What I didn’t know during this time in the hospital was that I didn’t have just ovarian cancer. It had spread to my bowel and my liver, but the cells hadn’t eaten into those organs. They were just lying on top of those organs, so the doctors had removed all the cancer they could see. The internist told Gene that I had only a twenty-percent chance of survival and that they would not know until I was two months into chemotherapy whether or not I would survive. It depended entirely on whether I responded to this particular chemotherapy. Gene, of course, never told me, but he was carrying that information all the time behind his smiling face. Not surviving never entered my head at all. Even today I feel so awful for Gene that he was carrying that load and he couldn’t let on to me.

The Alchemist wanted to begin my chemotherapy as quickly as possible. Ovarian cancer is often extremely fast-growing. It’s very insidious. All of a woman’s major organs are down there in the same cavity, so even though the primary location of the cancer was the ovary, it was jumping onto the other organs. The surgeons thought they had removed all the cancer cells, but there could be microscopic cancer cells that couldn’t be seen with the human eye. That is why they needed to do chemotherapy as soon as possible, before the cells could spread.

On November 11, I lay on my hospital bed like a Muppet and received my first chemotherapy. I tried to do my meditation, to relax as Joanna had taught me, but soon I was heavily medicated into a deep sleep while the drugs were dripped into my IV Port-A-Cath. It seemed like just another of the many procedures that had been done to me. I wasn’t sick; I was just asleep. I woke up thirty-six hours later, weird and wired, and went home.

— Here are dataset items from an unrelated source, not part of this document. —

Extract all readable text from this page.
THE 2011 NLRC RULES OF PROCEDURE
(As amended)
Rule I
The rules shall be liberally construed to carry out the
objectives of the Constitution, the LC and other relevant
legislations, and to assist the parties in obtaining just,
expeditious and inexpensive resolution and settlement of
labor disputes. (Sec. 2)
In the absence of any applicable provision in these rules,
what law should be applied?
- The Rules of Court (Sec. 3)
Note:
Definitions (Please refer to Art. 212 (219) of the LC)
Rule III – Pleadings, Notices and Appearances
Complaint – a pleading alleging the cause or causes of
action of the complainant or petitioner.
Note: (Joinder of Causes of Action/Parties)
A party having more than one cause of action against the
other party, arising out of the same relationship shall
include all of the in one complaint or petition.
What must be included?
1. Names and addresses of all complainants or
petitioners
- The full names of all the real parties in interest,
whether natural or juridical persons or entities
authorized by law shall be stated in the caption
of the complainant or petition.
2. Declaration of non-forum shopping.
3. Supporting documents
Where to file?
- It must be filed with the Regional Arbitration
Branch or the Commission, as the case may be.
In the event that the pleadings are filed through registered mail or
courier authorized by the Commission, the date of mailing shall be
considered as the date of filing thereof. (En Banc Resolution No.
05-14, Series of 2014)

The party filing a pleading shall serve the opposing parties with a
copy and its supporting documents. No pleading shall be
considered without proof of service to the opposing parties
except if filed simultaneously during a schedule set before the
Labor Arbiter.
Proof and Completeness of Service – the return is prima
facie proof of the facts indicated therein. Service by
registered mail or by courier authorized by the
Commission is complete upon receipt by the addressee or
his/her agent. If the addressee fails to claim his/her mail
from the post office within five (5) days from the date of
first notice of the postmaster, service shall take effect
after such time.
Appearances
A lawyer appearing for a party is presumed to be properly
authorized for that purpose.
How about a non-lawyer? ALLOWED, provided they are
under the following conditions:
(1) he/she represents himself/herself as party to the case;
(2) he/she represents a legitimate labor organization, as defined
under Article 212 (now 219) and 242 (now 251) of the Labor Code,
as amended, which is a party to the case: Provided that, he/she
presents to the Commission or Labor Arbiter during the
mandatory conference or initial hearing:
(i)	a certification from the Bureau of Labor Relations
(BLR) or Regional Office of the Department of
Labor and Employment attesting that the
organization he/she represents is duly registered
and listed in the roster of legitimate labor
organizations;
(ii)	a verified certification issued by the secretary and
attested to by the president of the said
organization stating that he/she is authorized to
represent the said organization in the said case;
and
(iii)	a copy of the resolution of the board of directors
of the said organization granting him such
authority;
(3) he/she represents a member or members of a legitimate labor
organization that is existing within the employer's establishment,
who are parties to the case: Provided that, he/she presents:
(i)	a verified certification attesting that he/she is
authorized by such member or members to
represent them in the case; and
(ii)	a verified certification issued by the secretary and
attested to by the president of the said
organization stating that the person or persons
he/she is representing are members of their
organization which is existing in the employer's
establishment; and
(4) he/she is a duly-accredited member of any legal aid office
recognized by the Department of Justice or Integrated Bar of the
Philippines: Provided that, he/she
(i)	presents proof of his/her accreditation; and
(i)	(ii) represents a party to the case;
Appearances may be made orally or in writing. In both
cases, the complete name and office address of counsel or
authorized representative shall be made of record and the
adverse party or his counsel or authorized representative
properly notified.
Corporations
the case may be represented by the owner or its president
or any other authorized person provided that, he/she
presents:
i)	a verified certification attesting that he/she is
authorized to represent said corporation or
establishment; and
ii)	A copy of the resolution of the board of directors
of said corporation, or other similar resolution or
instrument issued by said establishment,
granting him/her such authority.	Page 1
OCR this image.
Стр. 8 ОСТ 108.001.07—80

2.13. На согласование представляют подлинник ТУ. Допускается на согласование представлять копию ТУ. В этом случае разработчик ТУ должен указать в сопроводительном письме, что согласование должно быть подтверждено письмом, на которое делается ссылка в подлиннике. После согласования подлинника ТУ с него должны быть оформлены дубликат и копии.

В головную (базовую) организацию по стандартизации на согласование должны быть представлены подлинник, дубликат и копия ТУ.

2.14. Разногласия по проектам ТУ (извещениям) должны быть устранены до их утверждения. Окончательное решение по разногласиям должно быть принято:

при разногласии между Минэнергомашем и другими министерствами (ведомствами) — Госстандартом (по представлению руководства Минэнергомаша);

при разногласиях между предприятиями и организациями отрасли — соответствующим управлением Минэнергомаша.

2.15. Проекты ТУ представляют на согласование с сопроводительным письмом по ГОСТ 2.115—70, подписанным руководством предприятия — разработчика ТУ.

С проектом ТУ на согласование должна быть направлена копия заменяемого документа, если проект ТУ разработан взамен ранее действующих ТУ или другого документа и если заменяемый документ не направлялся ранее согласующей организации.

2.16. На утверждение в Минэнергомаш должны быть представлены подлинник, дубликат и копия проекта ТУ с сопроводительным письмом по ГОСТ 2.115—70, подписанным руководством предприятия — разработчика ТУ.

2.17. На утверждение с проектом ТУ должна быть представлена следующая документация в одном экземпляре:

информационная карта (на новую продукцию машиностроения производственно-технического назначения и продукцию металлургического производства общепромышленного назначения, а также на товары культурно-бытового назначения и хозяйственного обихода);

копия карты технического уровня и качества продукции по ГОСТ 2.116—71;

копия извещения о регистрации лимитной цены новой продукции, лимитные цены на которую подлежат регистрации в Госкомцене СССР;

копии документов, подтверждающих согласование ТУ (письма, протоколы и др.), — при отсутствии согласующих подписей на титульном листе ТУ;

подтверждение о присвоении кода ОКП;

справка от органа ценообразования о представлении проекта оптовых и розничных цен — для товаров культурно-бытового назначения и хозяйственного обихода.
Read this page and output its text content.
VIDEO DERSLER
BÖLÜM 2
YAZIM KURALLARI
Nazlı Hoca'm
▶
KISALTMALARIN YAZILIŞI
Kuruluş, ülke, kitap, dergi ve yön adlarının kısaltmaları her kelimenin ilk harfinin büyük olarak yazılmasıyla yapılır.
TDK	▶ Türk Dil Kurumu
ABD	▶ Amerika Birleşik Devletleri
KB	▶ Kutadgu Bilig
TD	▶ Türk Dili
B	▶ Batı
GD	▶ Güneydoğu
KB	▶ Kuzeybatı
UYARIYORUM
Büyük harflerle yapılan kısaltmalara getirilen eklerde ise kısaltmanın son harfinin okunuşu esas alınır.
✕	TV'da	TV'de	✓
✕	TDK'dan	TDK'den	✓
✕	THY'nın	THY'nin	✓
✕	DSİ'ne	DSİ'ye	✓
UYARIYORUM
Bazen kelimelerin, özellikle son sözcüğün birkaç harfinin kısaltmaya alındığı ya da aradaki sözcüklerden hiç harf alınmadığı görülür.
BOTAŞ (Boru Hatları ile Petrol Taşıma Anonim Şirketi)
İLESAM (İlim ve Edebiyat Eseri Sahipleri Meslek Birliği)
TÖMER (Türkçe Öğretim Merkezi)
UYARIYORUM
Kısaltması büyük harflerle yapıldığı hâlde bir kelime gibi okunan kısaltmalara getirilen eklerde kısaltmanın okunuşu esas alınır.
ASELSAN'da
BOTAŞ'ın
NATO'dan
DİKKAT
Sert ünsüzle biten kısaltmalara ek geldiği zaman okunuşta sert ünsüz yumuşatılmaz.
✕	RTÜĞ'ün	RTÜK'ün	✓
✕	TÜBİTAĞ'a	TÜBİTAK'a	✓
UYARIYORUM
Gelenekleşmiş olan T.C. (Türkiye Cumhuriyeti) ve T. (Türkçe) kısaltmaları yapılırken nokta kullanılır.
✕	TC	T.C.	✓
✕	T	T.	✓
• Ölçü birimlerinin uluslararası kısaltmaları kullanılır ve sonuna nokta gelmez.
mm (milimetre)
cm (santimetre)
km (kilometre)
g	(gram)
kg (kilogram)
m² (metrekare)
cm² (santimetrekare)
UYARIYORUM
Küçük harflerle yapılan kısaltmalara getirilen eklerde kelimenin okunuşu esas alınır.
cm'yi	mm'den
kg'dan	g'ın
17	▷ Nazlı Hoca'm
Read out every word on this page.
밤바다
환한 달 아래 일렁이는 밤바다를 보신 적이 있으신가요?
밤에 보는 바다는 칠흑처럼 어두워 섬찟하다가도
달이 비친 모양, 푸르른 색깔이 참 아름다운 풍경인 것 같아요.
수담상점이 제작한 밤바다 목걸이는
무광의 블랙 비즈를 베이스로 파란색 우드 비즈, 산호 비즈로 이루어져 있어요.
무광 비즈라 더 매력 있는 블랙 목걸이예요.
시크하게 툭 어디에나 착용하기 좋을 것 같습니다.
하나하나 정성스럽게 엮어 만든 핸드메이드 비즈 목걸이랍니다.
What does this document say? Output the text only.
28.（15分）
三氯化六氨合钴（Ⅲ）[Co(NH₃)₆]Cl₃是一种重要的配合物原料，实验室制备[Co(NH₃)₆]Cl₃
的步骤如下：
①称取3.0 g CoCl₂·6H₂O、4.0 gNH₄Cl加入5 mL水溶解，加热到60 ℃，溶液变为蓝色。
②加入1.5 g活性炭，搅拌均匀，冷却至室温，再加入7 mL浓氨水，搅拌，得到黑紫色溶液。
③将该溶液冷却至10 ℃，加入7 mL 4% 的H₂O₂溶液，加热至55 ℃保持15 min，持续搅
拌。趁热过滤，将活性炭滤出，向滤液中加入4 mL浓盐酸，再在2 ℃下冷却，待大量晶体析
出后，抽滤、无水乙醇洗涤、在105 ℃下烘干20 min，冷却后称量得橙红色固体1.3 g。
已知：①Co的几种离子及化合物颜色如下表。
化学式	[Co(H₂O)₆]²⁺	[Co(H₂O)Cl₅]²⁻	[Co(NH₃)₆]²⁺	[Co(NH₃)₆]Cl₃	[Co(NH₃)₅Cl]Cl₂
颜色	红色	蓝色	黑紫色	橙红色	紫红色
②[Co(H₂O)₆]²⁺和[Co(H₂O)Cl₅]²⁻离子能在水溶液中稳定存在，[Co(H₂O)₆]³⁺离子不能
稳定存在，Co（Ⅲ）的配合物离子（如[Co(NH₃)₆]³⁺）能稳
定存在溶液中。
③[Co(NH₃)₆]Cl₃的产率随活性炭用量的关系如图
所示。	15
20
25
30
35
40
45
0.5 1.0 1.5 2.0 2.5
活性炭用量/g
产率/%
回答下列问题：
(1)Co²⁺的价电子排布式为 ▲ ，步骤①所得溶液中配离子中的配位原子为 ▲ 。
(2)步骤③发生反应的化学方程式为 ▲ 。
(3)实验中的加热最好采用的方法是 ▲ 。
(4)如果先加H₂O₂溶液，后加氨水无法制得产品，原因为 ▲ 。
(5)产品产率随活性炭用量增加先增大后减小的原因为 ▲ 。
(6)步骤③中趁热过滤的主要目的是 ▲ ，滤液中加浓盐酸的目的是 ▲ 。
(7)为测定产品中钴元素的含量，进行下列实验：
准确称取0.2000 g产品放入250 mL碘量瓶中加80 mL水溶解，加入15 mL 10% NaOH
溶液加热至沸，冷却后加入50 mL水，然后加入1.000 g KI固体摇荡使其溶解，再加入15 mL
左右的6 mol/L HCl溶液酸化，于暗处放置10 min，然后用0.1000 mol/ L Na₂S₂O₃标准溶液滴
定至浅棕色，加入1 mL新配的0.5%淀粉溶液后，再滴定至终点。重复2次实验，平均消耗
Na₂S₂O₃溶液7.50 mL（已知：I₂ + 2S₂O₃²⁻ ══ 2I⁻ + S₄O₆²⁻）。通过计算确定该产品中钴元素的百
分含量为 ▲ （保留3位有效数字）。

During my entire stay in the hospital I had not once seen my reflection. There was no mirror, except in the bathroom, but it was so much work to get to the bathroom that I didn’t bother to stand and look in the mirror. When I went home, I saw myself reflected in my own mirror in my own room. A horror came over me—total horror—because I weighed ninety-five pounds. I had no rear end at all. I couldn’t sit in the bathtub. I had to put a towel down because the bones would stick out and hit the bottom. There were huge circles under my eyes and I was as thin as anyone you ever saw in documentary footage of Auschwitz. I looked like I was going to die. It was the first time I was frightened. It was the first time I actually feared what might happen to me—what
was
happening to me. Who was that person in that mirror? Whose image was reflected? This is a nightmare. Why me? This is
cancer!
I am only forty years old, and I could die.